# RFD 028: Structured Inquiry System for Tool Questions

- **Status**: Implemented
- **Category**: Design
- **Authors**: Jean Mertz <git@jeanmertz.com>
- **Date**: 2026-03-04
- **Extended by**: [RFD 034](034-inquiry-specific-assistant-configuration.md)

## Summary

This RFD replaces the `tool_answers` re-invocation pattern — where the LLM
re-calls a tool with all original arguments plus answers — with a structured
inquiry system. When a tool needs additional input targeted at the assistant,
the `ToolCoordinator` spawns an async task that makes a structured output
request to the LLM, extracts the answer, and re-executes the tool internally.
The LLM never re-transmits the tool's arguments.

## Motivation

When a tool returns `NeedsInput` with `QuestionTarget::Assistant`, the system
needs to get an answer from the LLM without the user's involvement. The original
approach works like this:

```txt
1. Assistant: ToolCallRequest(call_123, fs_modify_file, args={path, patterns})
2. Tool executes → NeedsInput("Create backup files?")
3. System: ToolCallResponse(call_123, "Tool needs input: ...")
4. Assistant: ToolCallRequest(call_456, fs_modify_file, args={path, patterns, tool_answers={...}})
   ^ Re-transmits ALL arguments
5. Tool completes
6. System: ToolCallResponse(call_456, "File modified successfully")
```

This has three problems:

- **Token waste.** Tool arguments (file contents, pattern lists) are
  re-transmitted in full. A tool with 5000-token arguments wastes ~5000 tokens
  per question.
- **Latency.** The LLM must re-generate the entire tool call, including all
  original arguments.
- **Error-prone.** The LLM might make mistakes reconstructing arguments, change
  values, or include the internal `tool_answers` field incorrectly — which
  contaminates conversation history and causes argument validation failures in
  subsequent tool calls.

The `tool_answers` field is embedded inside the `arguments` map of
`ToolCallRequest` and threaded through custom serde logic. This creates a hidden
coupling: the serialization layer injects `tool_answers` into `arguments` during
deserialization (even when empty), providers pass `arguments` to the LLM in
conversation history, and the LLM learns to include `tool_answers` in new tool
calls — triggering "unknown argument" validation errors.

## Design

### Overview

When a tool returns `NeedsInput` with `QuestionTarget::Assistant`, the
`ToolCoordinator` spawns an async inquiry task instead of returning control to
the LLM. The task makes a structured output request to get the answer, then
re-executes the tool with accumulated answers.
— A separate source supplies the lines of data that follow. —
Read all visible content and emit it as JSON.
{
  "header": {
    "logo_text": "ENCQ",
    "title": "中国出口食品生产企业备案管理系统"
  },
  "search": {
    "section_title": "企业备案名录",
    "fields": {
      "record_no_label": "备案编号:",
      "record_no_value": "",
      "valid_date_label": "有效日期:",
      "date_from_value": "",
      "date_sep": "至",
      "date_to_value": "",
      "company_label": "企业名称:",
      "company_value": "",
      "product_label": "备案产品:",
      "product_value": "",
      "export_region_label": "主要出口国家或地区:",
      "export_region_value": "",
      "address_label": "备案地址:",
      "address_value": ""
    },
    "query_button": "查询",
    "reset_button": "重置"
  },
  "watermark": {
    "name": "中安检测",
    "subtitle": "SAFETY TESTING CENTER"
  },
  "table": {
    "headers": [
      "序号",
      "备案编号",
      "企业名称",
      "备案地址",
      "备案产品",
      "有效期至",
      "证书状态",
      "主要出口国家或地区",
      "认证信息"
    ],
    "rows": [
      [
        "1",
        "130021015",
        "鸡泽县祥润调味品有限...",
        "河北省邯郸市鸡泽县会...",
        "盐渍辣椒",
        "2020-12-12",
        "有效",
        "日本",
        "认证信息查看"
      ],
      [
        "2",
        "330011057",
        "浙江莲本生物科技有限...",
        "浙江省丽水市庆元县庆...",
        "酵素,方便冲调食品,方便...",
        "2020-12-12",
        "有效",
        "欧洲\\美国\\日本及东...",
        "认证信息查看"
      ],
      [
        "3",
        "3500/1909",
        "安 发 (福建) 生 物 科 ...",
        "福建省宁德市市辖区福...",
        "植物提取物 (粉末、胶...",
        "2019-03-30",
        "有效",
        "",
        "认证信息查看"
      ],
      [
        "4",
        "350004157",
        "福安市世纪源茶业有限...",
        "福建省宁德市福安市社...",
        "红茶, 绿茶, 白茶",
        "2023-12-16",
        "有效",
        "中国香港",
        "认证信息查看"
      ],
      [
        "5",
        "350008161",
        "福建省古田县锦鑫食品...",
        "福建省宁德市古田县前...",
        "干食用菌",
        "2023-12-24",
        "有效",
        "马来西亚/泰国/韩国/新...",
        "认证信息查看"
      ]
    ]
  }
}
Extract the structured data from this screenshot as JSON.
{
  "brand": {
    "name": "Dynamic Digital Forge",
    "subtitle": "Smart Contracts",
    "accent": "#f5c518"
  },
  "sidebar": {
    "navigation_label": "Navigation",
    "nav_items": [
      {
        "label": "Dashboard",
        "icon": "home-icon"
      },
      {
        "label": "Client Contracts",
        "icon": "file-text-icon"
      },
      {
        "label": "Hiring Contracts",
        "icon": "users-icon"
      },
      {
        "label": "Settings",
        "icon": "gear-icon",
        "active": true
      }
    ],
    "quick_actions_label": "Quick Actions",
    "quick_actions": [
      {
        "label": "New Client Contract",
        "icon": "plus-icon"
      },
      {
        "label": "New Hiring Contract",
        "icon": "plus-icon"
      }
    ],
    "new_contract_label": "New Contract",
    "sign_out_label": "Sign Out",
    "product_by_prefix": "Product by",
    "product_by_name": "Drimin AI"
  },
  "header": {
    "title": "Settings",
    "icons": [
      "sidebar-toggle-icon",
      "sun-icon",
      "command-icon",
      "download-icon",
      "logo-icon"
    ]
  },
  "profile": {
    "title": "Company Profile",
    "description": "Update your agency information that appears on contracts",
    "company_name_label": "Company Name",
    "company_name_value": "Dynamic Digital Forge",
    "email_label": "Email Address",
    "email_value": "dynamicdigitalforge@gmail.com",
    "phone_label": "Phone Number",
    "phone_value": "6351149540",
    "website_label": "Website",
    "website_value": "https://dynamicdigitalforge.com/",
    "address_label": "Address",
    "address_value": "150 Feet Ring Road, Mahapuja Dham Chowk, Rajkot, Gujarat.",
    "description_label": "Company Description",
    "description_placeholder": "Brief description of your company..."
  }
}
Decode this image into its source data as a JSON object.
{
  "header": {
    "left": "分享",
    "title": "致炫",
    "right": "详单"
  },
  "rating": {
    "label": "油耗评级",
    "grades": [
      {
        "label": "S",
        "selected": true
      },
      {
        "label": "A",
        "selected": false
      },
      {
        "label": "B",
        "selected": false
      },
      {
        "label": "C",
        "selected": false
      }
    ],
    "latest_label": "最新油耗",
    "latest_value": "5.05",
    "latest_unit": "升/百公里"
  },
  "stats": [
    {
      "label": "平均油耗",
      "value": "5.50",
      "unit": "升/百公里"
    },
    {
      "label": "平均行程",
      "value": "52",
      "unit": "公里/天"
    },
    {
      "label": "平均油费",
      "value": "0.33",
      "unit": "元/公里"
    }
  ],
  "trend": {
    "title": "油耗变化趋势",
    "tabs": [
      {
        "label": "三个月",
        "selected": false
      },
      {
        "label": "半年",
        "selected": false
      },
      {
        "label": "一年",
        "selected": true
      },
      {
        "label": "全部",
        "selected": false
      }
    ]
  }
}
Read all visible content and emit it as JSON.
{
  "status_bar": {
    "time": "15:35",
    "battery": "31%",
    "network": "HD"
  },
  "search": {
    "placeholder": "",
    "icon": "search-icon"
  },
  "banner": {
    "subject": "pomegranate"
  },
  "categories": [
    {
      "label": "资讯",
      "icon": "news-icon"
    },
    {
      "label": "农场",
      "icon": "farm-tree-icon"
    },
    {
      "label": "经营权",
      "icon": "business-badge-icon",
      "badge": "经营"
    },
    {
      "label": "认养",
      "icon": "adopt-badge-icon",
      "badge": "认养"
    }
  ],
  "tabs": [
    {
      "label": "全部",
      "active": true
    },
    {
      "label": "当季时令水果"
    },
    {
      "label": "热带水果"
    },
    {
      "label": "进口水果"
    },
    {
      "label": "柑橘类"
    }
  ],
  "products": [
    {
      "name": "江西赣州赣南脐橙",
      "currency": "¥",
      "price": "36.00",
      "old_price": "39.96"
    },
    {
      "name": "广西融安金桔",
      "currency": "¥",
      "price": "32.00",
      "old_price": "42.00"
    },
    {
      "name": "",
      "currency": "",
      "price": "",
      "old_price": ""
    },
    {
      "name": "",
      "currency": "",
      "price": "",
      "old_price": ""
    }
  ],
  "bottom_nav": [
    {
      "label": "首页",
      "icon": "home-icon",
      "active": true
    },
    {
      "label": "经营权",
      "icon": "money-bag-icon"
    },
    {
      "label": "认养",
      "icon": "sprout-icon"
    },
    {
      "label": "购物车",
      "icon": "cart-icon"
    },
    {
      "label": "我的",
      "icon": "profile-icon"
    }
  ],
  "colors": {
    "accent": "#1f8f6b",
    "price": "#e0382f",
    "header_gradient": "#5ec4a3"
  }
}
The turn loop, the terminal, and
the persisted conversation stream see none of this — the tool simply takes
longer to complete.

```txt
1. Assistant: ToolCallRequest(call_123, fs_modify_file, args={path, patterns})
2. Tool executes → NeedsInput("Create backup files?")
   — Inquiry runs as async task (invisible to turn loop) —
3. LLM returns structured response: {"inquiry_id": "...", "answer": true}
4. Tool re-executes with answer → completes
   — Turn loop sees only the final result —
5. System: ToolCallResponse(call_123, "File modified successfully")
```

### Design Goals

| Goal                   | Description                              |
|------------------------|------------------------------------------|
| Token efficiency       | No re-transmission of tool arguments     |
| Type safety            | Structured output schemas guarantee      |
|                        | answer types                             |
| Full context           | LLM sees conversation history when       |
|                        | answering                                |
| Cache-friendly         | Conversation prefix overlaps with main   |
|                        | stream                                   |
| Invisible to turn loop | Inquiry is encapsulated in               |
|                        | `ToolCoordinator`                        |
| No rendering artifacts | Inquiry runs in a background task,       |
|                        | nothing printed                          |
| No stream mutation     | Real conversation stream untouched       |
|                        | during inquiry                           |
| Parallel inquiries     | Multiple tools can have concurrent       |
|                        | inquiries                                |

### InquiryBackend Trait

The inquiry backend is a trait for testability:

```rust
#[async_trait]
pub trait InquiryBackend: Send + Sync {
    async fn inquire(
        &self,
        events: ConversationStream,
        inquiry_id: &str,
        question: &Question,
        cancellation_token: CancellationToken,
    ) -> Result<Value, InquiryError>;
}
```

The real implementation (`LlmInquiryBackend`) holds an `Arc<dyn Provider>`, the
model details, and the static thread parts (system prompt, sections,
attachments). These are set once per turn.

The `inquire` method:

1. Creates a JSON schema from the question type (boolean, select, text).
2. Appends a `ChatRequest` with the question text and schema to the cloned
   stream.
3. Makes a structured output call to the LLM (with retry support).
4. Extracts and validates the answer from the structured response.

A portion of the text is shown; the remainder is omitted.